A rustle of weeds and quick turning of heads hailed the opening of the door, and Lily Bart appeared, tall and noble in her black dress, with Gerty Farish at her side. The women's faces, as she paused interrogatively on the threshold, were a study in hesitation. One or two made faint motions of recognition, which might have been subdued either by the solemnity of the scene, or by the doubt as to how far the others meant to go; Mrs. Jack Stepney gave a careless nod, and Grace Stepney, with a sepulchral gesture, indicated a seat at her side. But Lily, ignoring the invitation, as well as Jack Stepney's official attempt to direct her, moved across the room with her smooth free gait, and seated herself in a chair which seemed to have been purposely placed apart from the others.

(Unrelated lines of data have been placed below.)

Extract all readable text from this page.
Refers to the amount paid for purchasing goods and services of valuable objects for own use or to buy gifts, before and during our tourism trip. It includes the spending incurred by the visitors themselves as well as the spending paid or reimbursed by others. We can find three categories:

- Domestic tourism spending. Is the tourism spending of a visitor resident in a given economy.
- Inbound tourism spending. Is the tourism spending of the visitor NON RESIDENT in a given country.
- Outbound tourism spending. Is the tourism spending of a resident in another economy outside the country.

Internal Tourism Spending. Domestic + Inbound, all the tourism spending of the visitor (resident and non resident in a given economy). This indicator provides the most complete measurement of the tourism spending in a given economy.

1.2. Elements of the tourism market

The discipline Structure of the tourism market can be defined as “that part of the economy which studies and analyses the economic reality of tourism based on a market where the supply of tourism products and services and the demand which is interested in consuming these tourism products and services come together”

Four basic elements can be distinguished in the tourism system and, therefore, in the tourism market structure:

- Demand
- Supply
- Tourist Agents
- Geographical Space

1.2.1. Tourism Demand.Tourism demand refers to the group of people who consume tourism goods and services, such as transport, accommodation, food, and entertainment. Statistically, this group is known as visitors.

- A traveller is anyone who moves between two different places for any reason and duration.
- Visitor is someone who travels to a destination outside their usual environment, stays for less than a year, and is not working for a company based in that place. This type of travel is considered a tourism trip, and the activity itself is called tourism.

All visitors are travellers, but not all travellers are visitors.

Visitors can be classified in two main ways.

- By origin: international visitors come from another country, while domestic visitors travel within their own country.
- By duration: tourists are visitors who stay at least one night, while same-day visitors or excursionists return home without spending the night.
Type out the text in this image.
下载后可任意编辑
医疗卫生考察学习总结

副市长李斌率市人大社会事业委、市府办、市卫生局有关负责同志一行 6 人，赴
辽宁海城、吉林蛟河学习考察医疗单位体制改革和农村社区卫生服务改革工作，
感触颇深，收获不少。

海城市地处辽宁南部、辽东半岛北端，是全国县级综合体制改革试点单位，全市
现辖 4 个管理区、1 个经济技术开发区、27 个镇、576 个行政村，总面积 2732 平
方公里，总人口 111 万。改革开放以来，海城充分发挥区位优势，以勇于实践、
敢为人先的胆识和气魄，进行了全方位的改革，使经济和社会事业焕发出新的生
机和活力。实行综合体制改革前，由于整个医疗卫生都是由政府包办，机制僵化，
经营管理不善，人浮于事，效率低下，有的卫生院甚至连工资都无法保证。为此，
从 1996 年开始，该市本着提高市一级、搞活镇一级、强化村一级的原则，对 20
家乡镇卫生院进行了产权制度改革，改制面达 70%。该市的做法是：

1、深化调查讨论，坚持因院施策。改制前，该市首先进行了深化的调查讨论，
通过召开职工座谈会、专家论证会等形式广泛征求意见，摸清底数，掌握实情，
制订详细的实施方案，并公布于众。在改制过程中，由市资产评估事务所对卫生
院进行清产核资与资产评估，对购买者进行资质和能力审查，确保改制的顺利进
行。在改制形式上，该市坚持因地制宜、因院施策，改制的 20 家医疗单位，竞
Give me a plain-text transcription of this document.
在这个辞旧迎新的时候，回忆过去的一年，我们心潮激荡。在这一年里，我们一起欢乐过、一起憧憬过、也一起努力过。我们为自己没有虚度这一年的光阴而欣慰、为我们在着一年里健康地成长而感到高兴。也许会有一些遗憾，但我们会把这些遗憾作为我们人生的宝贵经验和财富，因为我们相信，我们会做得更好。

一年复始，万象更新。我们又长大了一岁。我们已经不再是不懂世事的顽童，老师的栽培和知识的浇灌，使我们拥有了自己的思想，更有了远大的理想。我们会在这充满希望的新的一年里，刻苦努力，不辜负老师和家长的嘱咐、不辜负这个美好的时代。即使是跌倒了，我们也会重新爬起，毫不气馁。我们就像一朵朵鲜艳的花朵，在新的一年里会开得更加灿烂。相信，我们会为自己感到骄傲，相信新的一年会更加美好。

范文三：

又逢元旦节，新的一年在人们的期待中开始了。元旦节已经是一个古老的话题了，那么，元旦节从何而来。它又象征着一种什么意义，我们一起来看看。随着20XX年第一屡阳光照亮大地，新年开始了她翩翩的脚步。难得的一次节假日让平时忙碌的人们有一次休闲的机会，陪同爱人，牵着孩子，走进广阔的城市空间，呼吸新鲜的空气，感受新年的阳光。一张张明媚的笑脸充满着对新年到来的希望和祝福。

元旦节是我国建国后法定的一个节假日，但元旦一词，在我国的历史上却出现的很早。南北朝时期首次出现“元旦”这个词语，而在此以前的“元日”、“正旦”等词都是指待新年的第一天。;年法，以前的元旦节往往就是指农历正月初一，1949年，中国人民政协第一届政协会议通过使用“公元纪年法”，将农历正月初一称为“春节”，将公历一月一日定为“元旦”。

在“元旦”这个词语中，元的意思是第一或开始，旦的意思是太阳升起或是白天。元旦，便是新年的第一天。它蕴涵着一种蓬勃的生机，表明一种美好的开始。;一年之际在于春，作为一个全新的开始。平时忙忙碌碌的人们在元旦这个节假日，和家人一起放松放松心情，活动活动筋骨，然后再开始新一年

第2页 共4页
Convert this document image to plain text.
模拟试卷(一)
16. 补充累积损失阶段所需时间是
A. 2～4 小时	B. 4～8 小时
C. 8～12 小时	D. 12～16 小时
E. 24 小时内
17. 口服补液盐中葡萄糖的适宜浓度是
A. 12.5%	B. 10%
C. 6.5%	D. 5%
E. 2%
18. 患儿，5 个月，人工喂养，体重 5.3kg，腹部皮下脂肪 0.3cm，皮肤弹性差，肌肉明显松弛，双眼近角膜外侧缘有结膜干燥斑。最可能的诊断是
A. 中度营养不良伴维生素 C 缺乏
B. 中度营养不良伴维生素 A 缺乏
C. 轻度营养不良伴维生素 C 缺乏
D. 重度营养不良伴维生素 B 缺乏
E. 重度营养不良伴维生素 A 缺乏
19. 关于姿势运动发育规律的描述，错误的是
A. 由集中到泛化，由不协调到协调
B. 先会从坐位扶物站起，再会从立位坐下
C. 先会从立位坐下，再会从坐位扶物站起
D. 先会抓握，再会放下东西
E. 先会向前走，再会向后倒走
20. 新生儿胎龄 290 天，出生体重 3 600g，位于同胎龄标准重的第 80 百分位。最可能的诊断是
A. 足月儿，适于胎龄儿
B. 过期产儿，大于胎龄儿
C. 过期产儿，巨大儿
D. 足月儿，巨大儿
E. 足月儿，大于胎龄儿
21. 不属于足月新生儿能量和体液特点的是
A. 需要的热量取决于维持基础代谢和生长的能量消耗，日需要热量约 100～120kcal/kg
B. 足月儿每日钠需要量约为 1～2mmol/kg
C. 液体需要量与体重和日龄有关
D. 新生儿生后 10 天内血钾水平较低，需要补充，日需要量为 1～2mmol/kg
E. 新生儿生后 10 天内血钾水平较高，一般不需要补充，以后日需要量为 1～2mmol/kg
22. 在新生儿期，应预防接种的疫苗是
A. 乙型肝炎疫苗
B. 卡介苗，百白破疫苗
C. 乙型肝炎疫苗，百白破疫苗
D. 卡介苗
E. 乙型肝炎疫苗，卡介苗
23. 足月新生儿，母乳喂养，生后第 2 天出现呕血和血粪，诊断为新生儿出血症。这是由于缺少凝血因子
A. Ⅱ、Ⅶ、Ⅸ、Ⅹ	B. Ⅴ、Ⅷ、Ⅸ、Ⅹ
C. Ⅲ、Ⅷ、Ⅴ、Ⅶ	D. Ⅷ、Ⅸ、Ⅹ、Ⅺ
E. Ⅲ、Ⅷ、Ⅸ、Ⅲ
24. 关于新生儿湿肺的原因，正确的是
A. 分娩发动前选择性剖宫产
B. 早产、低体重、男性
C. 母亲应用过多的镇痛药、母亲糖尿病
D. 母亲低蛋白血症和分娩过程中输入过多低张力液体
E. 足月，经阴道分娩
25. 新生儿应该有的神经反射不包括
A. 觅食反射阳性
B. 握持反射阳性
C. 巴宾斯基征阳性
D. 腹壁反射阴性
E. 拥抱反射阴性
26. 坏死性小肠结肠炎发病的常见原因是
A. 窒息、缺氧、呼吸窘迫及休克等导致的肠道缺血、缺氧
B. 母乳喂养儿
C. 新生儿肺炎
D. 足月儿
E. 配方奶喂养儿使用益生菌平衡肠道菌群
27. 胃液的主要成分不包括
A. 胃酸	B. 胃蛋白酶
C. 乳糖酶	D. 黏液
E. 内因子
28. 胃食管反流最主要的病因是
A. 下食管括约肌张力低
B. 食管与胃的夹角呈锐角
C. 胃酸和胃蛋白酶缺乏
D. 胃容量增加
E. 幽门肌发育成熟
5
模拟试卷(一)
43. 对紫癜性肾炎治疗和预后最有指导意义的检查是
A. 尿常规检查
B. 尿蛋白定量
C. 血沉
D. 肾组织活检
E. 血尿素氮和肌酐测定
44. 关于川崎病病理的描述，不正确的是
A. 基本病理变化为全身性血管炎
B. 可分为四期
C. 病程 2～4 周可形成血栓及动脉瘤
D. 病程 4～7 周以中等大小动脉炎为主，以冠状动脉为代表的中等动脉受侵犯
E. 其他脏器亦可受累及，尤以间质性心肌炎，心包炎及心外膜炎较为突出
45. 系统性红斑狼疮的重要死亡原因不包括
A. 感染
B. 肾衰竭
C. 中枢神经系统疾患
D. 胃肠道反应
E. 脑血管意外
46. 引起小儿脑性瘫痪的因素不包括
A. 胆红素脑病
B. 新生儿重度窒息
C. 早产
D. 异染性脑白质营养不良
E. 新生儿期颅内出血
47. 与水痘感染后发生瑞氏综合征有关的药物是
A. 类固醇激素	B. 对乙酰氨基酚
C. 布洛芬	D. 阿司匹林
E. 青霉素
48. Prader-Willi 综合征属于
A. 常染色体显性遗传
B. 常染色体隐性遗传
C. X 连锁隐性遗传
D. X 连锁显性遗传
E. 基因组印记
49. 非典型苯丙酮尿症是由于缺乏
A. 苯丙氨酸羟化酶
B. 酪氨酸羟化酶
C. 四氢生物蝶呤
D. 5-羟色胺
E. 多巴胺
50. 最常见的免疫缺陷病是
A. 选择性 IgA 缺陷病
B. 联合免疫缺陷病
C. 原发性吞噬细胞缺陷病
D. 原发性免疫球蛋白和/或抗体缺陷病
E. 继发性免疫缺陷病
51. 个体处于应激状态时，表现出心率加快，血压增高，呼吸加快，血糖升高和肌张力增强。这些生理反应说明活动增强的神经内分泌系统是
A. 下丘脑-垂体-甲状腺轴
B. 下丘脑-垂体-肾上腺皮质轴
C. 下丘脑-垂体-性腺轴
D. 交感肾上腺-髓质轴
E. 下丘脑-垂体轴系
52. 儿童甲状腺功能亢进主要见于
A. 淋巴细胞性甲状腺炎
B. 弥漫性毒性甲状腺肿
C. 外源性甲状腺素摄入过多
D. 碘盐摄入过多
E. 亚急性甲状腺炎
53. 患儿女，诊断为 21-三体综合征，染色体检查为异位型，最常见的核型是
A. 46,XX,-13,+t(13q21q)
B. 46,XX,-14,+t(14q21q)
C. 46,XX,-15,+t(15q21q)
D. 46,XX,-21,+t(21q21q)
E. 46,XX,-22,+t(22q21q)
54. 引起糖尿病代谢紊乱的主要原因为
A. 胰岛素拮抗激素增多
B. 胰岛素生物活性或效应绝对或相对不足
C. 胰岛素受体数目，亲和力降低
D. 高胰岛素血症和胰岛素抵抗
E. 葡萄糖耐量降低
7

It was the first time that she had faced her family since her return from Europe, two weeks earlier; but if she perceived any uncertainty in their welcome, it served only to add a tinge of irony to the usual composure of her bearing. The shock of dismay with which, on the dock, she had heard from Gerty Farish of Mrs. Peniston's sudden death, had been mitigated, almost at once, by the irrepressible thought that now, at last, she would be able to pay her debts. She had looked forward with considerable uneasiness to her first encounter with her aunt. Mrs. Peniston had vehemently opposed her niece's departure with the Dorsets, and had marked her continued disapproval by not writing during Lily's absence. The certainty that she had heard of the rupture with the Dorsets made the prospect of the meeting more formidable; and how should Lily have repressed a quick sense of relief at the thought that, instead of undergoing the anticipated ordeal, she had only to enter gracefully on a long-assured inheritance? It had been, in the consecrated phrase, "always understood" that Mrs. Peniston was to provide handsomely for her niece; and in the latter's mind the understanding had long since crystallized into fact.
"She gets everything, of course--I don't see what we're here for," Mrs. Jack Stepney remarked with careless loudness to Ned Van Alstyne; and the latter's deprecating murmur--"Julia was always a just woman"--might have been interpreted as signifying either acquiescence or doubt.
"Well, it's only about four hundred thousand," Mrs. Stepney rejoined with a yawn; and Grace Stepney, in the silence produced by the lawyer's preliminary cough, was heard to sob out: "They won't find a towel missing--I went over them with her the very day----"
Lily, oppressed by the close atmosphere, and the stifling odour of fresh mourning, felt her attention straying as Mrs. Peniston's lawyer, solemnly erect behind the Buhl table at the end of the room, began to rattle through the preamble of the will.